LA TIERRA PROMETIDA
La ciencia podría ser uno de nuestros mecanismos para salir del subdesarrollo, pero hemos tenido gobiernos ineptos y mezquinos que no invierten en investigación científica y condenan a las mejores mentes del país a vivir en el exilio.
Por Juan Sebastián Lozano
Una postal turística de pueblo alegre del tercer mundo, música de tambores, máscaras, bellas bailarinas que mueven las caderas, carrozas hechas con la imaginación de último momento, borrachos, borrachos por aquí y por allá que gritan y babean intentando tocar a las reinas de sonrisas falsas, autoridades locales mirando por encima del hombro, más perros cadavéricos que de costumbre y basura por todos lados. “El Espinal: tierra de promisión, la tierra prometida”, vocifera un bullicioso locutor.

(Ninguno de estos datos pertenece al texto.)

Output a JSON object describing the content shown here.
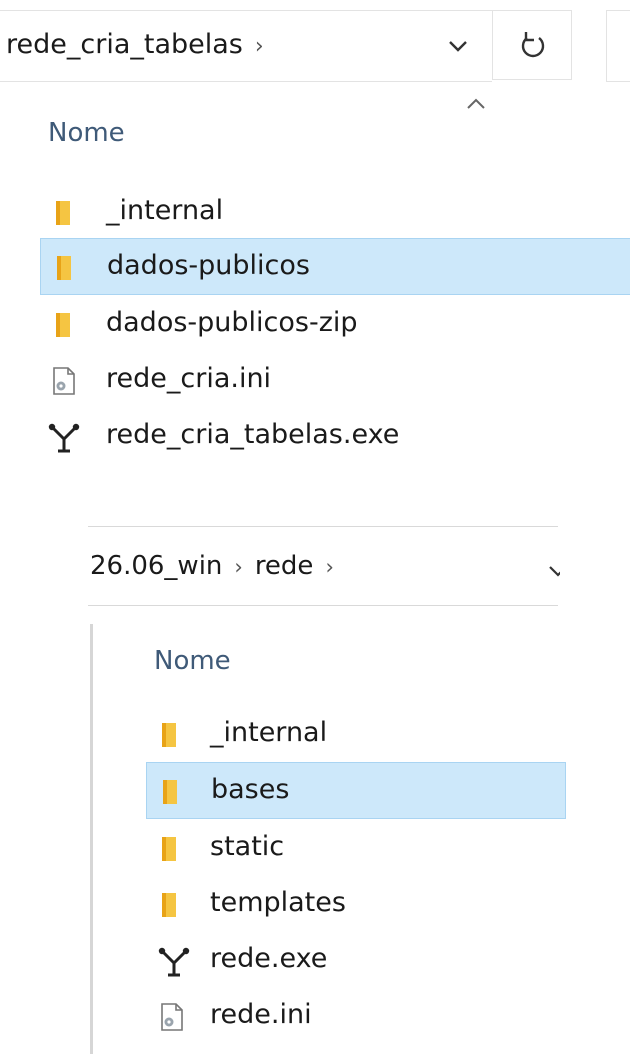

Estoy hablando con Germán, un amigo físico y algo dipsómano que ha vivido en varios lugares de Europa. Limosneros, mudos y evangelizadores interrumpen cada cinco minutos la conversación. Los colores, la música, la variedad de seres humanos y el vodka que tomamos le dan un inevitable tono surrealista a la escena. Estos días de fiesta hasta el obispo del pueblo anda borracho, la iglesia se cierra y todo es un carnaval profano. Todo estaría bien si no se gritara “ladrón, ladrón, cójanlo”, cada cierto tiempo, o si no hubiera ese desfile de miseria en contraste con lujosas camionetas de vidrios oscuros y panzones con cadenas de oro.

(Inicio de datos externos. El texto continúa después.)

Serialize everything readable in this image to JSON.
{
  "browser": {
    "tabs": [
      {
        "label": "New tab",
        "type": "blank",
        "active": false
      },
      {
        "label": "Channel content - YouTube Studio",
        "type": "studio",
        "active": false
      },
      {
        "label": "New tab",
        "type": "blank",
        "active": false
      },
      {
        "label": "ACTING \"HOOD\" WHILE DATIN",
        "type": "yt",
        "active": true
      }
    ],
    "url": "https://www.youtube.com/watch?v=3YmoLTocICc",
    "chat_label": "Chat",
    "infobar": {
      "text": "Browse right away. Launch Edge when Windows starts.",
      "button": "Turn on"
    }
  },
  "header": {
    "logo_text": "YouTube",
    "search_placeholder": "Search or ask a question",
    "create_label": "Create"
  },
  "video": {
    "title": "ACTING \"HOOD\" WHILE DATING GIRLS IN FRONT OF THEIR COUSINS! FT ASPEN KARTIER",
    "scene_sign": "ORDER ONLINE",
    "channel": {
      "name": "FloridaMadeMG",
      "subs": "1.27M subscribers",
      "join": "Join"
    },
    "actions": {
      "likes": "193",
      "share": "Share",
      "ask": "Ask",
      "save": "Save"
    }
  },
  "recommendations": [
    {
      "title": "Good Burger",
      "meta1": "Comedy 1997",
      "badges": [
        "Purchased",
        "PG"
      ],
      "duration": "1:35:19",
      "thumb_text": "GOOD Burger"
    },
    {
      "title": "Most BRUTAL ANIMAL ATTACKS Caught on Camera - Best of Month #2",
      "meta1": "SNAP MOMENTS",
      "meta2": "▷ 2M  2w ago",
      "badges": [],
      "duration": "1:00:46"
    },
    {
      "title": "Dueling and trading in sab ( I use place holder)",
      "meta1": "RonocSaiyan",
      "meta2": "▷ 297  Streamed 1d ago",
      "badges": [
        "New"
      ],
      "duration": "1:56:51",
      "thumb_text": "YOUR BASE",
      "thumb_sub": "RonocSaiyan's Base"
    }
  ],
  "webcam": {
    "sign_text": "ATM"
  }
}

Mi amigo me dice que está de acuerdo con la primera frase del libro Chapolas negras, de Fernando Vallejo: “Colombia es un desastre sin remedio”. Como soy testarudo pienso que podemos hacer algo, que todavía podemos construir sobre ruinas, a pesar de que nuestra historia, las noticias y las vivencias diarias quieren convencerme de lo contrario.
Germán baila y bebe contento, dice que le hacía falta la felicidad sencilla del colombiano que baila alrededor del abismo: “En un bar de Europa, la melancolía reina en el ambiente, todos están con caras largas y pensativos mientras lo que está a su alrededor funciona más o menos bien”. Claro, aquí nos acostumbramos a que lo básico funcione mal: el tráfico y las instituciones públicas. Cualquier bondad mínima del día es una ganancia, tomamos como un milagro que todo resulte bien en una jornada, somos felices con poco.

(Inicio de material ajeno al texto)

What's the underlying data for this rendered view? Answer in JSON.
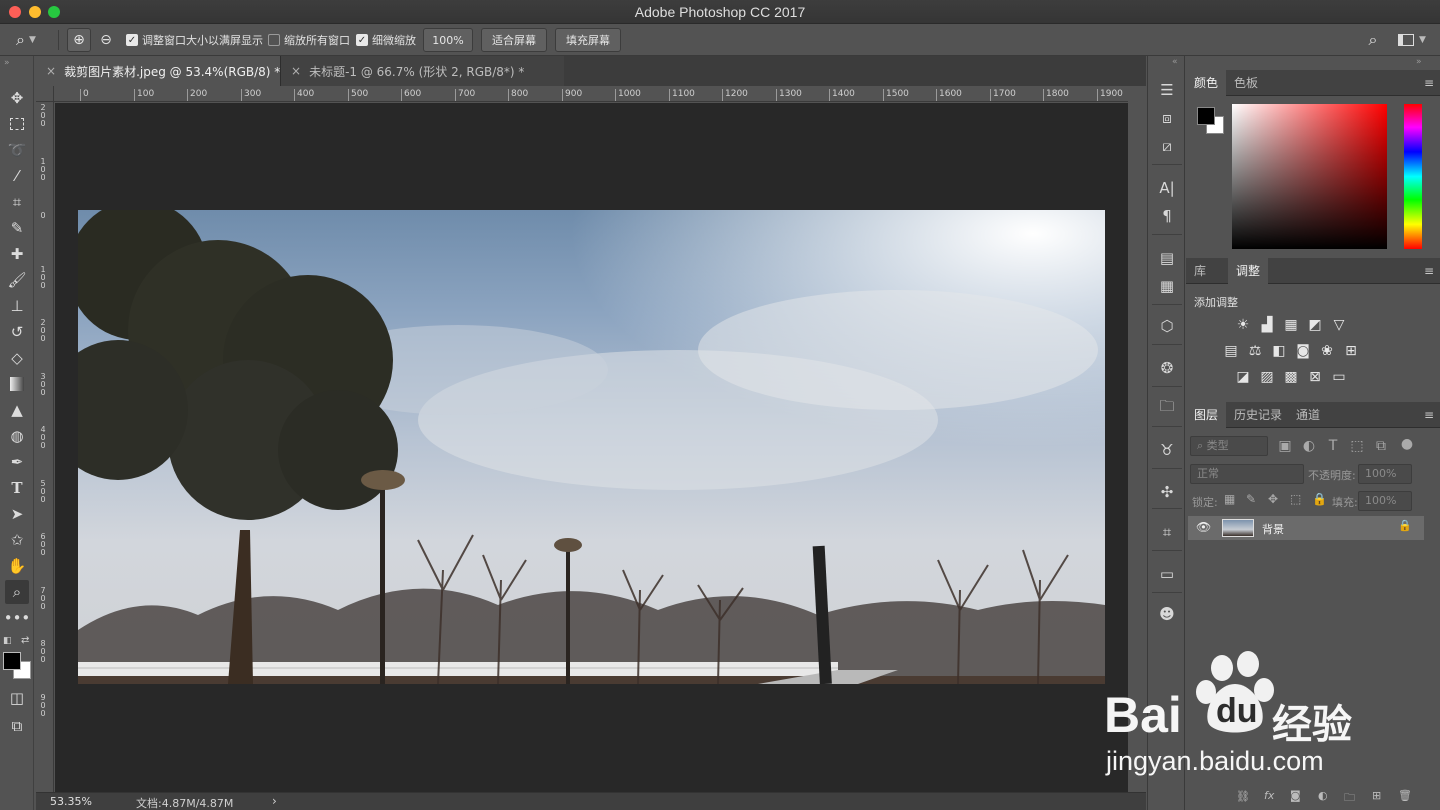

A Germán le gustaría regresar a Colombia, ayudar un poco con lo que sabe hacer, pero ya sabemos que nuestro gobierno no invierte en investigación científica. Un físico con postdoctorado como él está condenado a vivir en el exilio, recordando a su país a través de una comida, un aguardiente, gritando por la selección de fútbol. Un Ulises que no depende de su astucia e inteligencia para regresar, sino de gobiernos ineptos y mezquinos. Me alegra verlo feliz, bebiendo, intentando tocar a las reinas, disfrutando sus pocos días en Colombia.
En la noche fumo un cigarrillo en el balcón mientras Germán y otro amigo local duermen la borrachera. La música no ha parado, suenan vallenatos viejos. En la tarima del parque central del pueblo un animador fastidia el ambiente. Suben a la tarima a un niño que repite entre risas: “¿Dónde está mi cervecita?”. La gente lo festeja y suena una propaganda de cerveza águila. No es una pesadilla, solo una prueba más de la hipocresía de las autoridades y la sociedad.
Al otro día la radio local anuncia un par de muertos. Mientras dormíamos transcurrieron varias escenas vallejianas: aguardiente y ríos de sangre, risas estentóreas y machete. Eso forma parte de Colombia, a eso parece que tenemos que resignarnos: a ciudades caóticas y a pueblos que son infiernos de ignorancia y doble moral, a la violencia cotidiana.
Germán ahora vive en Chile, único país latinoamericano que está invirtiendo un presupuesto decente en investigación científica. Extrañará a Colombia, se llevará un par de botellas de aguardiente y bocadillos veleños. Debería quedarse, debería estar aquí, pero ni modo.